(Adds CEO comments, unit sales)
May 27 (Reuters) - Medical device maker Medtronic Plc beat quarterly Wall Street estimates on Thursday, aided by a recovery in its core business as more people opted for non-urgent procedures such as knee and hip replacements.
U.S. medical device makers now expect more people to sign up for the procedures, shaking off their hesitancy for hospital visits during the pandemic, as restrictions ease and the vaccination drive gathers steam.
Ramped up COVID-19 vaccinations is giving people and prospective patients the confidence to go back into the healthcare system, Chief Executive Officer Geoff Martha said.
The U.S. has seen an overall improvement in utilization volumes in the medtech sector throughout the first-quarter of this year according to brokerage Credit Suisse.
Medtronic is fast approaching its pre-pandemic level and most of the company’s business has reached nearly 85%-100% recovery, CEO Martha told Reuters.
“We’re really pleased with the recovery and the momentum that we believe will continue into this fiscal year,” Martha added.
Sales at Medtronic’s heart devices unit, its biggest revenue driver, jumped 45.1%, meeting analysts’ estimates of $2.91 billion, according to seven analysts polled by Refinitiv.
Sales from emerging markets, which includes China, surged 47.4% to $501 million during the quarter.
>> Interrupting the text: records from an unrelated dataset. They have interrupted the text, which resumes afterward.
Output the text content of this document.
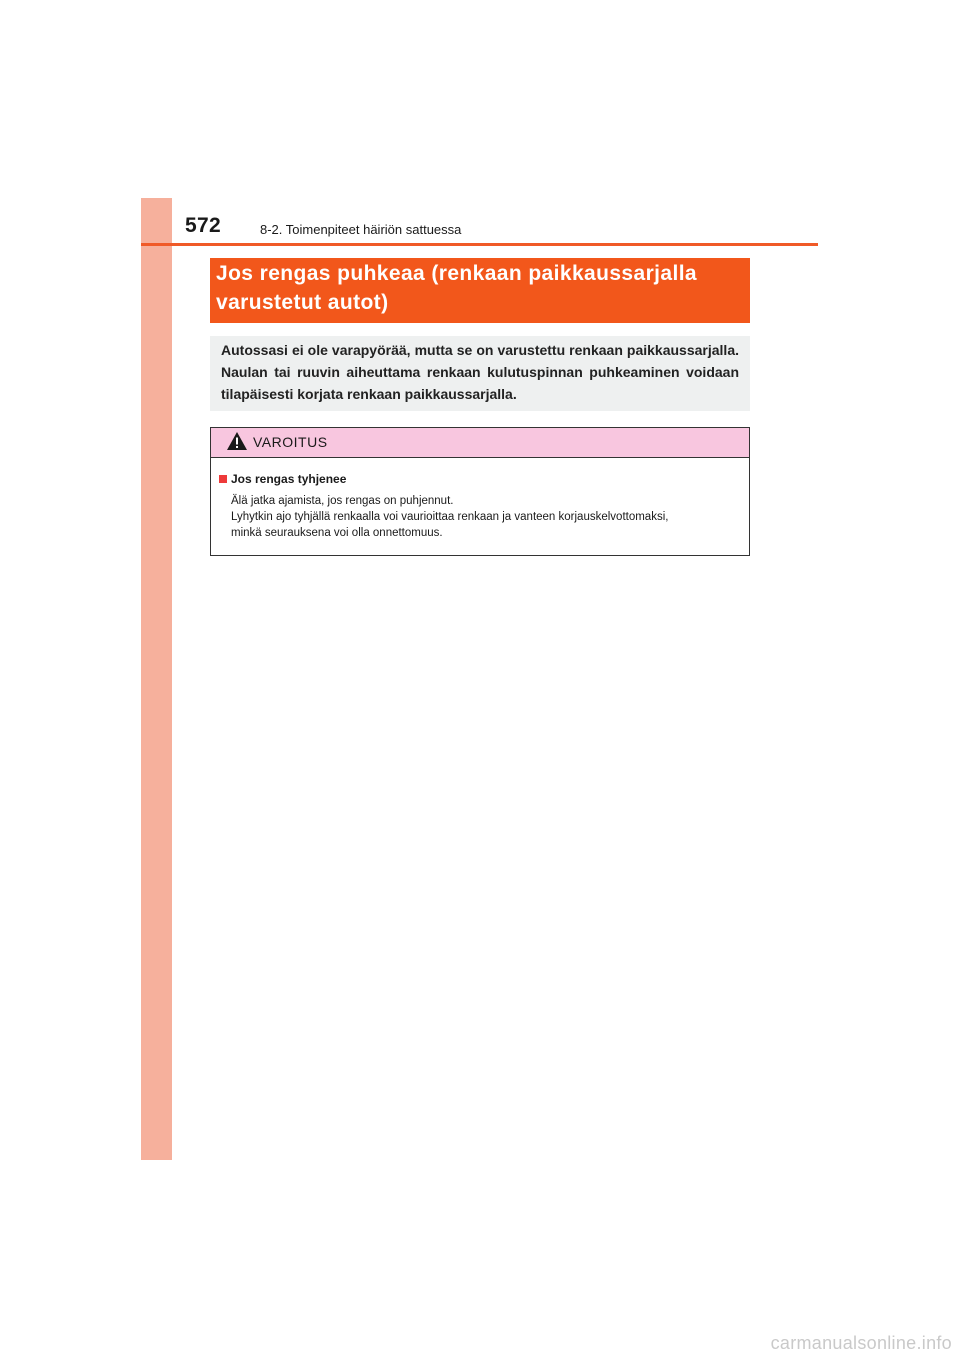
572	8-2. Toimenpiteet häiriön sattuessa
Jos rengas puhkeaa (renkaan paikkaussarjalla
varustetut autot)

Autossasi ei ole varapyörää, mutta se on varustettu renkaan paikkaussarjalla. Naulan tai ruuvin aiheuttama renkaan kulutuspinnan puhkeaminen voidaan tilapäisesti korjata renkaan paikkaussarjalla.

VAROITUS
Jos rengas tyhjenee
Älä jatka ajamista, jos rengas on puhjennut.
Lyhytkin ajo tyhjällä renkaalla voi vaurioittaa renkaan ja vanteen korjauskelvottomaksi,
minkä seurauksena voi olla onnettomuus.
carmanualsonline.info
Business in China, one of Medtronic’s large markets is back to normal, Martha said.
For full-year 2022, Medtronic, expects profit between $5.60 per share and $5.75 per share. Analysts on average expect $5.72 per share according to Refinitiv IBES data.
“The sequential improvement commentary gives us confidence in the recovery, starting with potentially strong Q2 earnings,” said J.P. Morgan analyst Robbie Marcus.
Excluding items, Medtronic earned $1.50 per share in the fourth-quarter, beating analysts’ expectations of $1.42 per share.